Japanese authorities issued a tsunami warning for Fukushima Prefecture, saying dangerous waves were expected to arrive 'imminently' in the region.
IMAGE: Japanese earthquake
U.S. Geological Survey

A strong earthquake hit Tuesday morning off the east coast of Japan near Fukushima, the site of the 2011 earthquake-spawned tsunami that killed almost 19,000 people, Japanese and U.S. agencies said.

Little damage was reported. At least five people suffered minor injuries, and almost 2,100 others had been evacuated to shelters, national broadcaster NHK reported. Three small boats capsized off Miyagi Prefecture, the Japanese Coast Guard said, according to the Kyodo news service.

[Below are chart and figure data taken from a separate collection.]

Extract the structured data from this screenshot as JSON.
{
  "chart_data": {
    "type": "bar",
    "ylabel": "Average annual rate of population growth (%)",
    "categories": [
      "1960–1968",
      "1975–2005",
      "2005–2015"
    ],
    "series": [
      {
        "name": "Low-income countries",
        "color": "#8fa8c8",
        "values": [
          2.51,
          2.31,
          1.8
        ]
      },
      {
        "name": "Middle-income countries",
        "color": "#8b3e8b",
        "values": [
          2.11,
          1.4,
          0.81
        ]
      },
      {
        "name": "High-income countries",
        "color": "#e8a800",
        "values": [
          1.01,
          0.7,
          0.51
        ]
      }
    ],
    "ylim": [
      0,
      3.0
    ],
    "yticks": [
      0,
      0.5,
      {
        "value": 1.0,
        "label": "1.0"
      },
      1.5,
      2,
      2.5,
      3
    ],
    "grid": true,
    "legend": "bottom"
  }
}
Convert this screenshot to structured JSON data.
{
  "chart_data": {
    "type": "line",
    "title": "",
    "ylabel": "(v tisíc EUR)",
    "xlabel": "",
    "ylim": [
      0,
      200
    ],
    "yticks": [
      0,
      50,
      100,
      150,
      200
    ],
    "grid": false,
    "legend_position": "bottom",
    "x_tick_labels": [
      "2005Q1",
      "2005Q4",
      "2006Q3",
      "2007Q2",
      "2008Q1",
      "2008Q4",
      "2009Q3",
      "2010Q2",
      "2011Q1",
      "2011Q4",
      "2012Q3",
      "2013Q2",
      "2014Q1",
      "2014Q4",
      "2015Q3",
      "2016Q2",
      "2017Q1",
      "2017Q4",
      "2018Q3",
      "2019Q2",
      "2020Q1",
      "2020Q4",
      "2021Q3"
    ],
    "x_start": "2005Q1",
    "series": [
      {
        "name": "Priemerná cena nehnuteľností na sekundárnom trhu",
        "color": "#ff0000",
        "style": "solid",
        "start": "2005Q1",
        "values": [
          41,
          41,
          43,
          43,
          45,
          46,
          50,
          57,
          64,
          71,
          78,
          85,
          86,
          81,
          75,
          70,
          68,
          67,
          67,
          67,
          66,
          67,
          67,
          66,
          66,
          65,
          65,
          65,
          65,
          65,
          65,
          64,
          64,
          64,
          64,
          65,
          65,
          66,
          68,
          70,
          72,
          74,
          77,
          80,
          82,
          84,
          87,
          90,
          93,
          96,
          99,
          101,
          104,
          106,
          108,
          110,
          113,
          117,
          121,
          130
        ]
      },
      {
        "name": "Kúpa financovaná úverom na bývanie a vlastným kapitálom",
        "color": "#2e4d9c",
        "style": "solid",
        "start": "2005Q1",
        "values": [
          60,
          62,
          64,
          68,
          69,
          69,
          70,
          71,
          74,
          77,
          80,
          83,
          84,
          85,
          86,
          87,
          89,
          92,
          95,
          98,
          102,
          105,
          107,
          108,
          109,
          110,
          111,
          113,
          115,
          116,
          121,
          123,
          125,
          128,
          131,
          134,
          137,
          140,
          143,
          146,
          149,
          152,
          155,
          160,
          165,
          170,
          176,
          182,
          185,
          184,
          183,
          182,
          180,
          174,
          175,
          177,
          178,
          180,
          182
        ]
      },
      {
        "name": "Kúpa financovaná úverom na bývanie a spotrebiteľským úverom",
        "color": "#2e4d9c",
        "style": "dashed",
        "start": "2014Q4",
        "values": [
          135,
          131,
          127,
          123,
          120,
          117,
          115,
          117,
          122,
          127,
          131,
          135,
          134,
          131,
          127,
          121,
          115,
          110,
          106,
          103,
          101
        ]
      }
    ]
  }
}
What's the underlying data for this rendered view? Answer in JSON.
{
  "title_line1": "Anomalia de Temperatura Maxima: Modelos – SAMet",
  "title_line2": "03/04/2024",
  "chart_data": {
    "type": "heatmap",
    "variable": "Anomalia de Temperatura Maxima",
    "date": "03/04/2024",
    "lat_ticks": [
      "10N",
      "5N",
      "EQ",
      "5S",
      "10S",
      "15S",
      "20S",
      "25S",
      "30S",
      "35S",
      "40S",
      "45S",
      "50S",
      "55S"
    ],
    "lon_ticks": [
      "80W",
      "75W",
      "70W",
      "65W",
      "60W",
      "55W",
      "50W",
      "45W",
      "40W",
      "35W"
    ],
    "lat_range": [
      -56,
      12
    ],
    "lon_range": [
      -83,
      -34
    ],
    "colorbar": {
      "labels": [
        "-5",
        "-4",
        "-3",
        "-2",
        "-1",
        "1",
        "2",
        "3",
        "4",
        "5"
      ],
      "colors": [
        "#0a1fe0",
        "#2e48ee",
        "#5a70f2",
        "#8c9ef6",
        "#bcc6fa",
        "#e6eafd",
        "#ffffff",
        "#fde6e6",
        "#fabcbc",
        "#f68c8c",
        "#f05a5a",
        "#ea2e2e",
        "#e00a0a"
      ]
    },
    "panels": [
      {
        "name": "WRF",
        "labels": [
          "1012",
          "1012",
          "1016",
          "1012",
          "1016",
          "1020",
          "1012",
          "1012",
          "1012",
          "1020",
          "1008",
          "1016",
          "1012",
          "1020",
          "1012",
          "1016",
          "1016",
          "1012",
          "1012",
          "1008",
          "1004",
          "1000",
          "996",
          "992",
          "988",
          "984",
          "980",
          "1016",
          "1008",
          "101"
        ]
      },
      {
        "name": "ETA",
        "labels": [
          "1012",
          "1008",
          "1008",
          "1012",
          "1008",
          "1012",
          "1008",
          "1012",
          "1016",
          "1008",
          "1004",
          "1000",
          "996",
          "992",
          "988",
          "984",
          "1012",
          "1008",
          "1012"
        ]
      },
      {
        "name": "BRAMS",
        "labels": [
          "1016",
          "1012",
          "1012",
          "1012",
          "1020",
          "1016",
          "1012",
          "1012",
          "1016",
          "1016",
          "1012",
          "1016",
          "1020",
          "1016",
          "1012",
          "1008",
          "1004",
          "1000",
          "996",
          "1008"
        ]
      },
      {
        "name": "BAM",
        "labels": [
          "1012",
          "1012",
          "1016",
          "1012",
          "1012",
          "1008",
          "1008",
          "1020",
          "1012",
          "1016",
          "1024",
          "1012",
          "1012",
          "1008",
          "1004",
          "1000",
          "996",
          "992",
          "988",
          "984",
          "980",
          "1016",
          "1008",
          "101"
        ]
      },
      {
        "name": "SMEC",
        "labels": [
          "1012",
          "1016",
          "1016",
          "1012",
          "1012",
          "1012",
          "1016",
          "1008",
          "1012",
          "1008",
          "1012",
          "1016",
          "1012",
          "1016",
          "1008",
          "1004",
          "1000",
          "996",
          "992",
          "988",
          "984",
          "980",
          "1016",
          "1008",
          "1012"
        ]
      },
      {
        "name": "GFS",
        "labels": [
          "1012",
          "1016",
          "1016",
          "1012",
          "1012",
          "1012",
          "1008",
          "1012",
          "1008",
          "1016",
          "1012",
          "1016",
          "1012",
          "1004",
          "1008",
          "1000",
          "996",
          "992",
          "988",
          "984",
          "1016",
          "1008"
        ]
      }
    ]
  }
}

Two U.S. military officials, meanwhile, told NBC News there were no early reports of injuries or damage to U.S. military installations.

The Japan Meteorological Agency initially put the earthquake, which hit about 6 a.m. Tuesday (4 p.m. ET Monday), at magnitude 7.3 at a depth of about 19.6 miles. It later revised the magnitude to 7.4.

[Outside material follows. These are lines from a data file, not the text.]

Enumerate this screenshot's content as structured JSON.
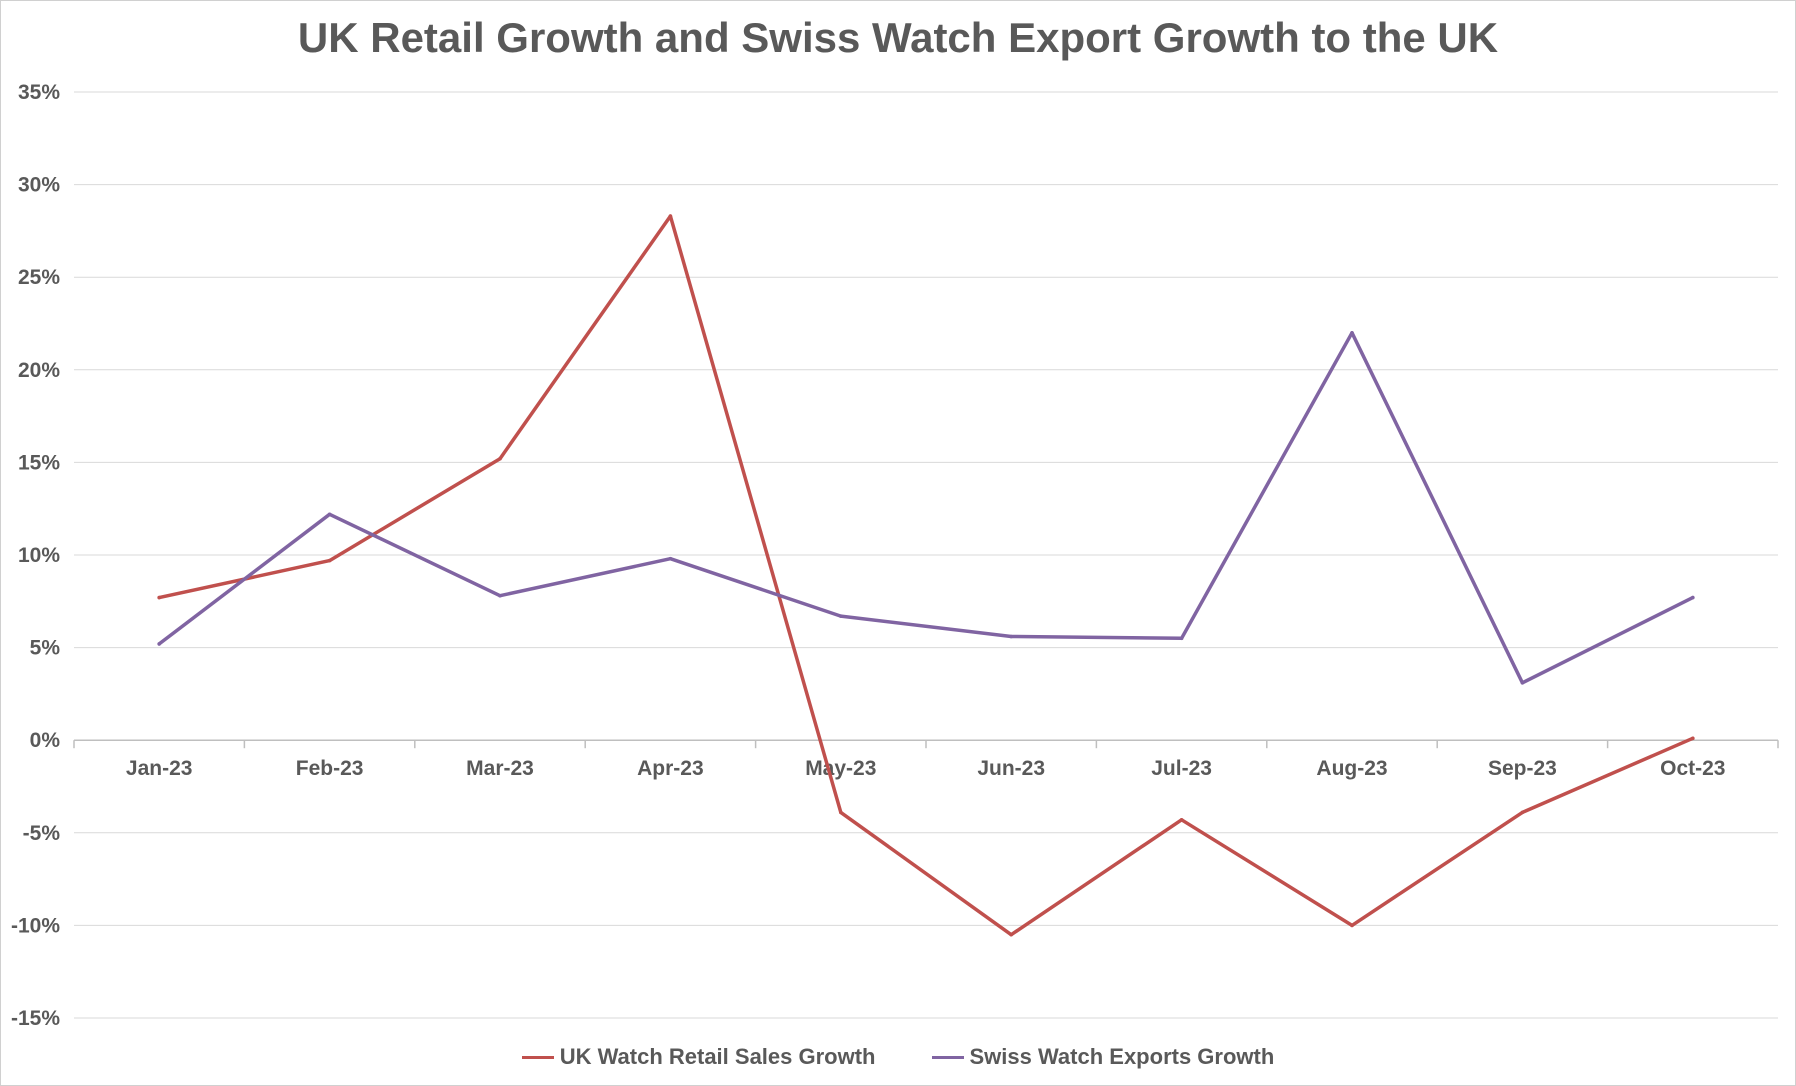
{
  "chart_data": {
    "type": "line",
    "title": "UK Retail Growth and Swiss Watch Export Growth to the UK",
    "xlabel": "",
    "ylabel": "",
    "categories": [
      "Jan-23",
      "Feb-23",
      "Mar-23",
      "Apr-23",
      "May-23",
      "Jun-23",
      "Jul-23",
      "Aug-23",
      "Sep-23",
      "Oct-23"
    ],
    "ylim": [
      -15,
      35
    ],
    "ytick_step": 5,
    "ytick_format": "percent",
    "grid": true,
    "legend_position": "bottom",
    "series": [
      {
        "name": "UK Watch Retail Sales Growth",
        "color": "#c0504d",
        "values": [
          7.7,
          9.7,
          15.2,
          28.3,
          -3.9,
          -10.5,
          -4.3,
          -10.0,
          -3.9,
          0.1
        ]
      },
      {
        "name": "Swiss Watch Exports Growth",
        "color": "#8064a2",
        "values": [
          5.2,
          12.2,
          7.8,
          9.8,
          6.7,
          5.6,
          5.5,
          22.0,
          3.1,
          7.7
        ]
      }
    ]
  }
}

Image: Earthquake in Japan
People gather at the mouth of a river Tuesday in Iwaki, Japan, after tsunami advisories were triggered by an earthquake.Kyodo via Reuters

The weather agency issued an early tsunami warning for Fukushima and Miyagi prefectures and urged immediate evacuations before it lifted all advisories late in the afternoon.

Speaking to reporters in Argentina, where he is making a state visit, Prime Minister Shinzo Abe said the government would work closely with local authorities to ensure people's safety.

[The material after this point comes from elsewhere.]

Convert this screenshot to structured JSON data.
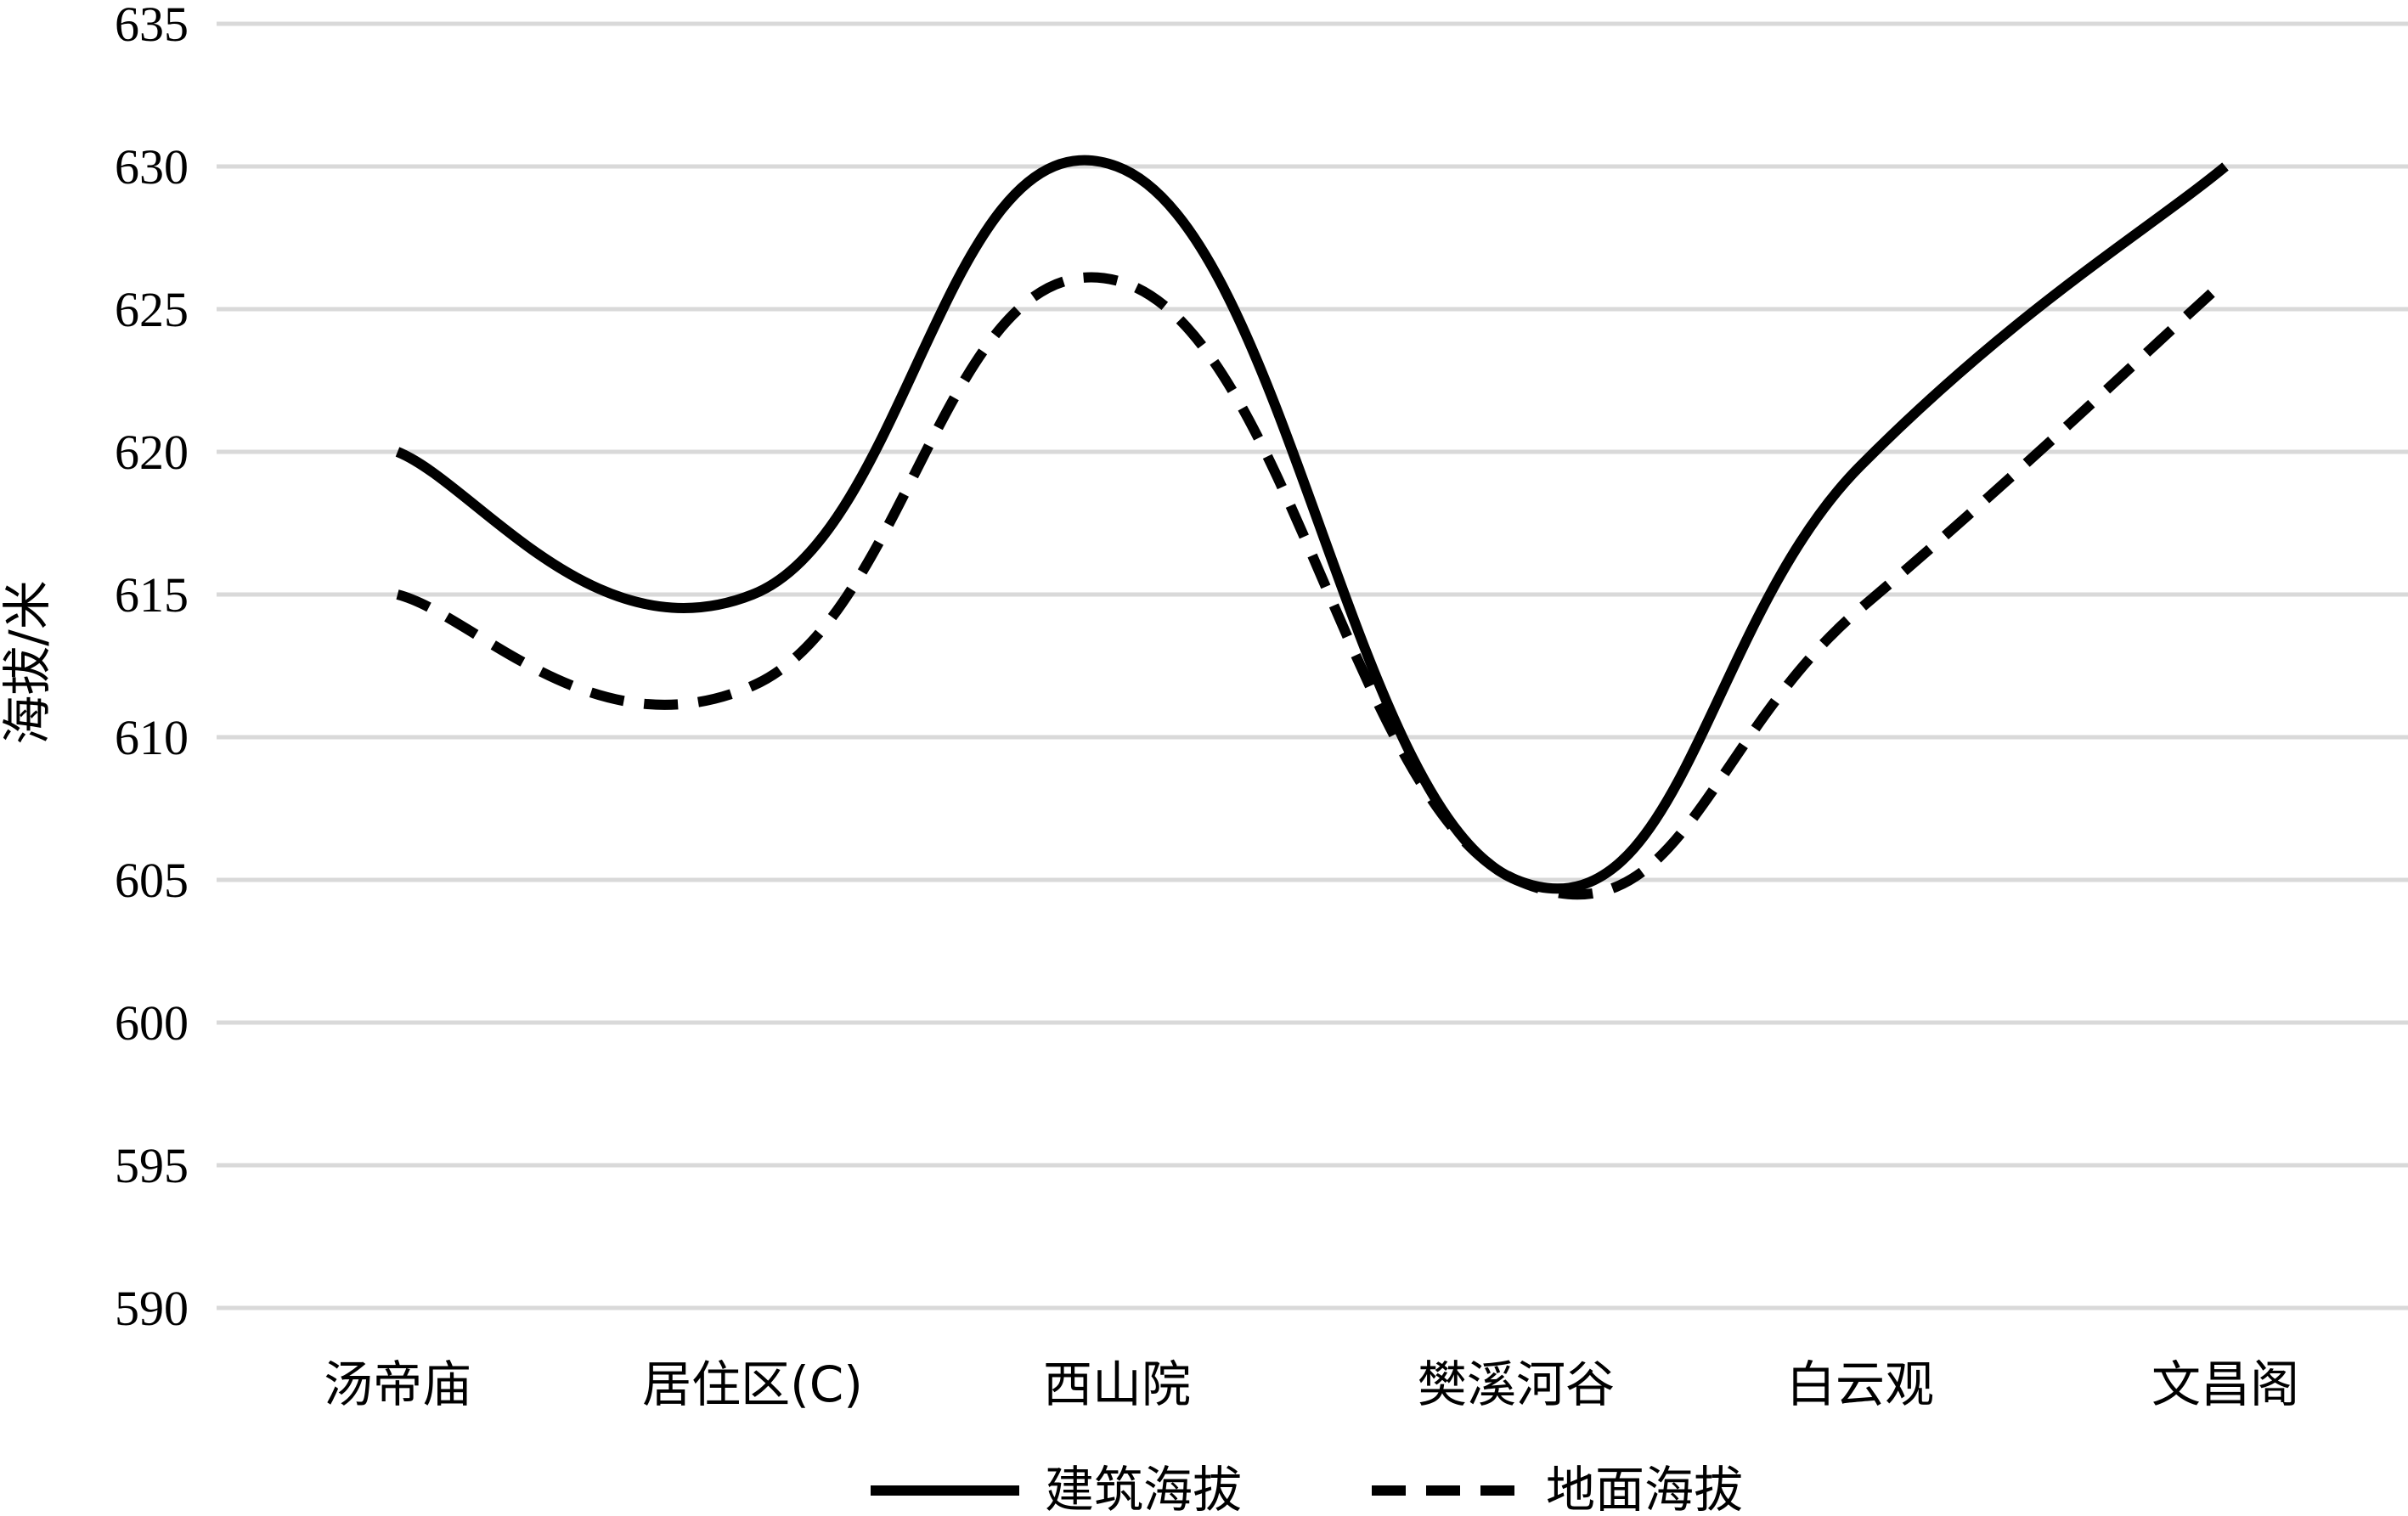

The U.S. Geological Survey, which put the quake at magnitude 6.9, described it as having moved along a lateral slip, saying quakes along faults that move laterally don't create the vertical movement associated with large tsunamis.

Top tsunami waves of no more than about 3 meters (10 feet) were expected. The first wave, measuring 60 cm, or about 2 feet, arrived in Onahama port in Iwaki City in Fukushima Prefecture at 6:49 a.m., the weather agency reported.

Jake Emen, an American staying in a 16th-floor hotel room in Tokyo, almost 150 miles away, told NBC News that his room began "rumbling" about 6 a.m. and then started to sway for several minutes.

"After settling down, an emergency announcement was made by the hotel indicating the building was stable but to avoid using elevators until they were tested," Emen said.

More than 18,500 people were killed by a tsunami that was created after a magnitude-9 earthquake hit northeastern Japan on March 11, 2011. The Fukushima Daiichi Nuclear Power Station suffered meltdowns in three of its six reactors, leaving a huge area of land unusable for decades.

The main government spokesman, Chief Cabinet Secretary Yoshihide Suga, said in a televised briefing that there was no imminent danger to the cooling system for spent fuel. But he said the No. 3 reactor at Fukushima Daini, the facility's sister plant, had stopped functioning and was under review.

Fukushima Daini wasn't affected by the 2011 earthquake and tsunami.